XML::ParseDTD parses a XML DTD and provides methods to access the information stored in the DTD.
$dtd = XML::ParseDTD->new($dtd);
$bool = $dtd->child_allowed($tag, $childtag);
$bool = $dtd->child_list_allowed($tag, @childtags);
$bool = $dtd->attr_allowed($tag, $attribute);
$bool = $dtd->attr_list_allowed($tag, @attributes);
$bool = $dtd->is_empty($tag);
$bool = $dtd->is_defined($tag);
$bool = $dtd->is_fixed($tag, $attribute);
$bool = $dtd->attr_value_allowed($tag, $attribute, $value);
$bool = $dtd->attr_list_value_allowed($tag, %attribute_value);
@tags = $dtd->get_document_tags();
$regexp = $dtd->get_child_regexp($tag);
@attributes = $dtd->get_attributes($tag);
@req_attributes = $dtd->get_req_attributes($tag);
$value = $dtd->get_allowed_attr_values($tag, $attribute);
$default_value = $dtd->get_attr_def_value($tag, $attribute);
$errormessage = $dtd->errstr;
$errornumber = $dtd->err;
This module basically tells you which tags are known by the dtd, which child tags a certain tag might have, which tags are defined as a empty tag, which attributes a certain tag might have, which values are allowed for a certain attribute, which attributes are required, which attributes are fixed, which attributes have which default value ... well i would say it tells you all except the entity definitions (they're on the ToDo list) that is defined in the dtd (at least all that i know of, but i'm not so much into that topic, so please make me aware if i missed something). All this information can be accessed in 2 diffrent ways: 1. you can simply get it 2. you can pass certain data and the module then tells you whether thats ok or not.

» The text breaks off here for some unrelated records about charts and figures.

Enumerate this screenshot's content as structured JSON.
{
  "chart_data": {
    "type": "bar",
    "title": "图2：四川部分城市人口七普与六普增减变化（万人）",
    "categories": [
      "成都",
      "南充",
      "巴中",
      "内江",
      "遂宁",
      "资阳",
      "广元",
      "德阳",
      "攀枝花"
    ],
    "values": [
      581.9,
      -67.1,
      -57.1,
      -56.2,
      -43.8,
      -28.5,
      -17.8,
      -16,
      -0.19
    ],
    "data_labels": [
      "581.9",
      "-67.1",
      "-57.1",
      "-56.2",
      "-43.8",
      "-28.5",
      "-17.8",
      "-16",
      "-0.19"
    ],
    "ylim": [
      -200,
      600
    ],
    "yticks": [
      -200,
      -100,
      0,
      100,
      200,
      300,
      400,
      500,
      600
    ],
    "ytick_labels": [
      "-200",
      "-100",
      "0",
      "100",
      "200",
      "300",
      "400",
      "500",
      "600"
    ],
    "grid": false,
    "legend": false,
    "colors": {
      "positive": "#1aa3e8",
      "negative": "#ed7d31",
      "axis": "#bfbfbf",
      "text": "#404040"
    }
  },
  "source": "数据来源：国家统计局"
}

This package uses Cache::SharedMemoryCache to cache every parsed DTD, so next time the data structure representing the dtd can be just taken out of memory. Thus the dtd is not refetched and not parsed again which saves quite some time and work. You can easily modify the module so that is uses Cache::FileCache if you prefer, but i think SharedMemory is faster.
Everytime the constructor is called it first checks whether the given dtd is already in memory, if so it compares the last modified date to the date stored in memory and then decides whether it should refetch it or not. If the dtd lays on the local filesystem this operation doesn't produce any reasonable overhead, but if the dtd is fetched out of the internet it might make sense to not check the last modified header every time. You can configure how often it should be checked, by default it is checked averaged every third time. But since most dtds don't change it is mostly save to not check it at all.
Internally the parsed DTD data is simply stored in 6 hash structures. Because of this and because of the caching the module should be very fast.
· Perl 5.004
· Carp 1.01
· LWP::UserAgent 0.01
· Cache::Cache 1.02